Cianjur Darurat Sampah,
Jalan Buntu Sistem Lama Penanganan Sampah
Oleh : LuqmanJalu 369
Kabupaten Cianjur hari ini menghadapi krisis lingkungan paling serius dalam beberapa dekade terakhir. Sampah tidak lagi sekadar masalah estetika, tetapi sudah menjelma ancaman kesehatan, sosial, dan keberlanjutan hidup masyarakat. Dengan wilayah seluas lebih dari 3.800 km², terbentang dari kawasan perkotaan padat hingga perdesaan luas, persoalan sampah di Cianjur menuntut solusi yang cepat, tepat, hemat, dan berkelanjutan.
Data berbicara keras.
Produksi sampah harian di Cianjur telah mencapai lebih dari 8.800 ton per hari, dengan lonjakan drastis di momen libur panjang seperti Lebaran—hingga 570 ton per hari atau sekitar 3.990 ton dalam sepekan. Namun, kapasitas infrastruktur pengolahan sampah masih memprihatinkan.
TPAS Mekarsari, satu-satunya fasilitas utama, hanya mampu mengolah sebagian kecil volume. Armada pengangkut DLH pun kerap rusak, sehingga sampah menumpuk di jalan-jalan protokol, dari Jalan Siliwangi hingga pasar-pasar tradisional.
Awal 2024, Pemkab sempat menetapkan status darurat sampah selama 14 hari. Namun setelah masa darurat dicabut, realitas tetap sama: timbunan sampah kembali menghantui ruang publik. Regulasi yang dikeluarkan seperti larangan buang sampah sembarangan, denda Rp 500 ribu, atau jadwal buang sampah terbatas pukul 01.00 – 05.00 belum berjalan efektif. Masih banyak warga membuang sampah di luar jam, dan armada pengangkutan yang terbatas membuat sistem ini rapuh.
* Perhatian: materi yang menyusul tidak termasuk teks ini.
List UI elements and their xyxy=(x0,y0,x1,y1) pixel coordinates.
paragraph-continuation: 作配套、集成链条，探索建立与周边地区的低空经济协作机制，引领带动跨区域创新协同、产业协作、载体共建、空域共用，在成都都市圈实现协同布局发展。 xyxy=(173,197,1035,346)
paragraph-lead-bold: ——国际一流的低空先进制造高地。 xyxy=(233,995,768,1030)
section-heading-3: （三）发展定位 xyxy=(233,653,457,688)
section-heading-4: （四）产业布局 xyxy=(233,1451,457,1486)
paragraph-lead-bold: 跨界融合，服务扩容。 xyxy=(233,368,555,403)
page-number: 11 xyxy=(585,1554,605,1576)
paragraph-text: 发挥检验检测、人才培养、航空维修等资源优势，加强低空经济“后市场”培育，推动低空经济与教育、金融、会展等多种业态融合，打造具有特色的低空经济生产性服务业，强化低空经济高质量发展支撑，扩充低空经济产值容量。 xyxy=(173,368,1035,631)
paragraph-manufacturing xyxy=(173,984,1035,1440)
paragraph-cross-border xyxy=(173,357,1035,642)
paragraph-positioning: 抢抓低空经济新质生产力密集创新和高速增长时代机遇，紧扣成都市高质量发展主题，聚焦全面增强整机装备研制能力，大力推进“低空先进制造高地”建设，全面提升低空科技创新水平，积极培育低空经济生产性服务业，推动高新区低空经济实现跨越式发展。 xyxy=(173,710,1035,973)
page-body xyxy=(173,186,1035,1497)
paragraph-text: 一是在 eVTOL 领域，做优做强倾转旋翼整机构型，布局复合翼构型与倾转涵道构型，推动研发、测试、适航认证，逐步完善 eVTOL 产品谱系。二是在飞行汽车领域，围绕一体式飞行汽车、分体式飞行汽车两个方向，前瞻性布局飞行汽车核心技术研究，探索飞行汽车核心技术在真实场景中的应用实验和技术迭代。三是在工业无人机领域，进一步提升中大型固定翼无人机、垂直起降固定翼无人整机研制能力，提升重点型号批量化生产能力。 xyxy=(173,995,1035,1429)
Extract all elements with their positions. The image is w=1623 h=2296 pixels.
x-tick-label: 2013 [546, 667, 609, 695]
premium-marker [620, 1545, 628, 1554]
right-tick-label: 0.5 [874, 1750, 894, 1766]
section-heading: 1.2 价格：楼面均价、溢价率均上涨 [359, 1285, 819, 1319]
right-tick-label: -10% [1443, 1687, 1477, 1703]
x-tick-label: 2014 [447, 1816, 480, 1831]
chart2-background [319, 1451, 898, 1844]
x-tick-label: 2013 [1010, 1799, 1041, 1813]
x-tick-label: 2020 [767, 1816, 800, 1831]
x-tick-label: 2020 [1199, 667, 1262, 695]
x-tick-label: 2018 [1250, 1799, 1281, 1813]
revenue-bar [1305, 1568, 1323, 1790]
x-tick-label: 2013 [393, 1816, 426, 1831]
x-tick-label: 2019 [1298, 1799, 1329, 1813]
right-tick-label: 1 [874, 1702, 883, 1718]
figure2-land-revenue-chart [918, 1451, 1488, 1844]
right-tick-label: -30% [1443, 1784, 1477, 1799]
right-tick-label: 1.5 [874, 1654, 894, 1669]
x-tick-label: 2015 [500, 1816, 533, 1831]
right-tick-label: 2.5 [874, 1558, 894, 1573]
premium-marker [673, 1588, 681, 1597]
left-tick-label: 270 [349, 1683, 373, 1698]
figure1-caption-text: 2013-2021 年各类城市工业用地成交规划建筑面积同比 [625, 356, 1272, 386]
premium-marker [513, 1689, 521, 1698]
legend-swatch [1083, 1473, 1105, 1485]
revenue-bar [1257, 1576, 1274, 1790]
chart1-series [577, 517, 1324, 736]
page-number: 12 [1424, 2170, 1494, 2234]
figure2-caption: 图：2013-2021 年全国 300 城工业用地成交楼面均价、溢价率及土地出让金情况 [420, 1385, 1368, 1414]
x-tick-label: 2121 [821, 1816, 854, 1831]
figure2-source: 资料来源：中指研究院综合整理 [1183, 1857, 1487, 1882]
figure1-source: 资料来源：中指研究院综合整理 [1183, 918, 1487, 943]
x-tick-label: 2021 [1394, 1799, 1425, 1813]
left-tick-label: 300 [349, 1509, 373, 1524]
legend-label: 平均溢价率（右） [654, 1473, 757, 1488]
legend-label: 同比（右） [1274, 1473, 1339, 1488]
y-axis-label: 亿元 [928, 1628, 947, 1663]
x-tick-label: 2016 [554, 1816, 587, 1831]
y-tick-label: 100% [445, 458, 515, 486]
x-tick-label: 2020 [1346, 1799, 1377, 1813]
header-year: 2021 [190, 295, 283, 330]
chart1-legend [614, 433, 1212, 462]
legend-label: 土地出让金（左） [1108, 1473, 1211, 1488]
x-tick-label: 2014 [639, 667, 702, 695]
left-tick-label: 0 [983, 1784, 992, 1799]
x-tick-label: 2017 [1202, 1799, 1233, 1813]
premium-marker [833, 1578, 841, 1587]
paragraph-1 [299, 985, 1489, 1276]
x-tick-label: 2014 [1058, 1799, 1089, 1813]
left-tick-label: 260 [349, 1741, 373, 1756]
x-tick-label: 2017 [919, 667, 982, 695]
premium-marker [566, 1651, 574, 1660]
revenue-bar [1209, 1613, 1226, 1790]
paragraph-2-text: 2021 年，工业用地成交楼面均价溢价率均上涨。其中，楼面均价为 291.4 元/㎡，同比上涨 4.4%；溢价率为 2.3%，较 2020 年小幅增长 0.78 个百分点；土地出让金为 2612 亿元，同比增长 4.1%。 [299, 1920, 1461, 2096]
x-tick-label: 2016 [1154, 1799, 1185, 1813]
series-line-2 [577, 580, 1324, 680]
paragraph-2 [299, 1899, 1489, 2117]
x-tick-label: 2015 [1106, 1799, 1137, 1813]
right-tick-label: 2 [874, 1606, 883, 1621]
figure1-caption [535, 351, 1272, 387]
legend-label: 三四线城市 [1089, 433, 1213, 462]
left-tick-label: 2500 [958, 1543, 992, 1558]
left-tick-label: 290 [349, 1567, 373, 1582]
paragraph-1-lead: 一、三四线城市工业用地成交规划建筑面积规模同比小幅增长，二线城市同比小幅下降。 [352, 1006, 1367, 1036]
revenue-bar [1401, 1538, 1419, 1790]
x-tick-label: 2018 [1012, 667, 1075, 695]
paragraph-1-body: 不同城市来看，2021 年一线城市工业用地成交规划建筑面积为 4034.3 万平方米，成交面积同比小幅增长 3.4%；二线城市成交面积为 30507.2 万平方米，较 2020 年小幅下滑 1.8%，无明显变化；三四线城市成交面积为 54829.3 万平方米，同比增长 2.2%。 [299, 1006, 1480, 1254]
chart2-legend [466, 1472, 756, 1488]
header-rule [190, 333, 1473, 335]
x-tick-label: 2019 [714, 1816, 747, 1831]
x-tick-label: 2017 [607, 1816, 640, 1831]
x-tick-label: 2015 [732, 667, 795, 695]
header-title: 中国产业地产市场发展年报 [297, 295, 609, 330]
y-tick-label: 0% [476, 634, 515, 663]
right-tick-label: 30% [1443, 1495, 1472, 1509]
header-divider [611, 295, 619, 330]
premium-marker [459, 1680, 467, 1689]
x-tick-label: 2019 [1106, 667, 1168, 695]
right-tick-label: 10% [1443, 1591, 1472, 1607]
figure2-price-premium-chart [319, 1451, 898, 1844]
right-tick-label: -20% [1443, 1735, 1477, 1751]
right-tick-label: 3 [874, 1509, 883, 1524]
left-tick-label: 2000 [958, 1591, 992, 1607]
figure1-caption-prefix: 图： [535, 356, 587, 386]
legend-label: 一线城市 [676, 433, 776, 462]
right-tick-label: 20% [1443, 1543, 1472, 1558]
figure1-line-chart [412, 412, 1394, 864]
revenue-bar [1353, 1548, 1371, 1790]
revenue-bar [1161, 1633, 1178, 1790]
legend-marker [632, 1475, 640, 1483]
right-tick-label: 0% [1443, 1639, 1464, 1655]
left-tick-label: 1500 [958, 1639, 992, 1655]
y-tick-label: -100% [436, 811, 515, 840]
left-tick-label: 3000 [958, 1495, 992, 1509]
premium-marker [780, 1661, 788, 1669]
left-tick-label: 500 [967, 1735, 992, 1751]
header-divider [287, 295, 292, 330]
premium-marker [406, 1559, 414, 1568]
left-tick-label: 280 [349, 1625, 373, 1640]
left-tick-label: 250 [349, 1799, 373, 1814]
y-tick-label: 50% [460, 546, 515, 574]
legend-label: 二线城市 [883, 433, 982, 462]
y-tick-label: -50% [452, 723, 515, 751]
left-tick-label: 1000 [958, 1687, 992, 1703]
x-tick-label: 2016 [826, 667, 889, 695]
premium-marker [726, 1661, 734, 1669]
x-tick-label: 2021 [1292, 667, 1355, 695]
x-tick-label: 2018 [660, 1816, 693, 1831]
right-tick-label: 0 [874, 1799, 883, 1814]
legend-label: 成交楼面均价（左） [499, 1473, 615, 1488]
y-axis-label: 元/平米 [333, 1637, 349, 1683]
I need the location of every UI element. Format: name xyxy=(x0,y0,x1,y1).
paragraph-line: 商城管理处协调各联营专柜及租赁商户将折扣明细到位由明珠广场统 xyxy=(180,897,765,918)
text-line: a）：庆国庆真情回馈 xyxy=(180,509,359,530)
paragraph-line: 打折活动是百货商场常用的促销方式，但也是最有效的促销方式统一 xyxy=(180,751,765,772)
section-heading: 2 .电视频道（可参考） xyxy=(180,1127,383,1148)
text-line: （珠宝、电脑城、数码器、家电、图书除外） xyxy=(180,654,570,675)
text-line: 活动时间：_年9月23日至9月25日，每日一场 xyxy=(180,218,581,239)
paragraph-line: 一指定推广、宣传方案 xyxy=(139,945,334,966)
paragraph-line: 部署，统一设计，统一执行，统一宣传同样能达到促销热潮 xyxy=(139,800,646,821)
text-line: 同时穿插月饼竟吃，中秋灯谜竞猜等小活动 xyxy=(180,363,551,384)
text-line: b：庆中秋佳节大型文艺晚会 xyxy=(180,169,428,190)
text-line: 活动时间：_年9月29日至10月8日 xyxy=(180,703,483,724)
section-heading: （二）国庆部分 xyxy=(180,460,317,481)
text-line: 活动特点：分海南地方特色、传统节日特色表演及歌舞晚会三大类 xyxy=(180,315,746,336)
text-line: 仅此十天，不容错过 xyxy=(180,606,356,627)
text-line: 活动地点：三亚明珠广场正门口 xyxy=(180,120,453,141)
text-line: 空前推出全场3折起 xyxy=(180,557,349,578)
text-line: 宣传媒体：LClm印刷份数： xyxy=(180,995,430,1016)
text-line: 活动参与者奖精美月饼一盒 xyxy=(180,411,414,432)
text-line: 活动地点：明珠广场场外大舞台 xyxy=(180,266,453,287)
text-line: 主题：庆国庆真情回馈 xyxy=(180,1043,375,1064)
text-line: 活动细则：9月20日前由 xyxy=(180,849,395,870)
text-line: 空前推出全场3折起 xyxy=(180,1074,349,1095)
Dalam konteks inilah, rencana Pemkab mendorong Refuse-Derived Fuel (RDF) di TPST Mekarsari perlu ditinjau ulang secara realistis. RDF membutuhkan anggaran besar, lahan luas, rantai pemilahan rumit, dan tenaga kerja dalam jumlah signifikan.
Siklusnya bertahap: pilah, cacah, keringkan, baru distribusikan ke pabrik semen atau PLTU. RDF bisa relevan bila ekosistem industrinya tersedia dan modal besar siap digelontorkan.
Namun, kondisi Cianjur hari ini dengan keterbatasan anggaran, man power, serta krisis timbunan sampah harian membuat RDF lebih cocok jadi program jangka panjang, bukan solusi cepat.
Sebaliknya, incinerator modular adalah jalan yang lebih masuk akal untuk Kabupaten Cianjur. Dengan kapasitas 200–750 kg/jam, teknologi ini bisa dipasang langsung di TPS padat atau pasar tradisional.
Hanya butuh lahan kecil, operator terbatas, dan sekali proses langsung mengurangi volume sampah hingga 90% lebih.
Sistem double chamber dan wet scrubber mampu mengendalikan emisi sesuai standar KLHK. Biaya operasional per ton pun jauh lebih terukur dibanding siklus panjang RDF.
Kritikus incinerator kerap menakut-nakuti dengan isu emisi dioksin. Namun faktanya, incinerator generasi baru sudah dilengkapi teknologi pengendali polusi, dimana ruang bakar sekunder di atas 850–1000°C, waktu tinggal gas dua detik, dan scrubber ganda yang meminimalkan asap. Negara-negara maju telah membuktikan bahwa dengan regulasi ketat, incinerator justru lebih aman ketimbang TPA terbuka yang menghasilkan gas metana tak terkendali.
Cianjur tidak punya kemewahan waktu untuk terus berwacana. Sampah menumpuk setiap hari, warga mengeluh setiap jam, dan citra kota semakin tercoreng. Jika persoalan sesederhana sampah saja tidak bisa diatasi, bagaimana mungkin masyarakat percaya pada janji-janji pembangunan lainnya?
Urgensi penanganan sampah di Cianjur bukan lagi opsi, tapi keharusan kritis.
Pemerintah harus berani memutus siklus kegagalan: berhenti menjadikan darurat sampah sebagai ritual tahunan, berhenti menutup-nutupi dengan jargon hijau yang hampa.
Saatnya eksekusi cepat dengan incinerator modular sebagai solusi garis depan, disertai penguatan pemilahan organik melalui komposter atau biogas mikro di pasar dan desa. RDF bisa tetap dipersiapkan di TPST Mekarsari, tapi sebagai pelengkap jangka menengah bukan substitusi solusi jangka pendek.
Cianjur butuh bukti, bukan janji.
Incinerator memberikan jawaban: cepat, tepat, hemat, dan bisa dijalankan terus menerus. Menunda lagi sama artinya membiarkan gunung sampah tumbuh, bau busuk merajalela, dan kesehatan rakyat dikorbankan.
Pemerintah Kabupaten Cianjur harus segera membuktikan keseriusannya, apakah mereka benar-benar ingin menyelamatkan lingkungan dan rakyatnya, atau hanya menunggu waktu menjadi bagian dari tumpukan kegagalan yang membusuk di TPA.
Cianjur tak boleh kalah oleh sampahnya sendiri.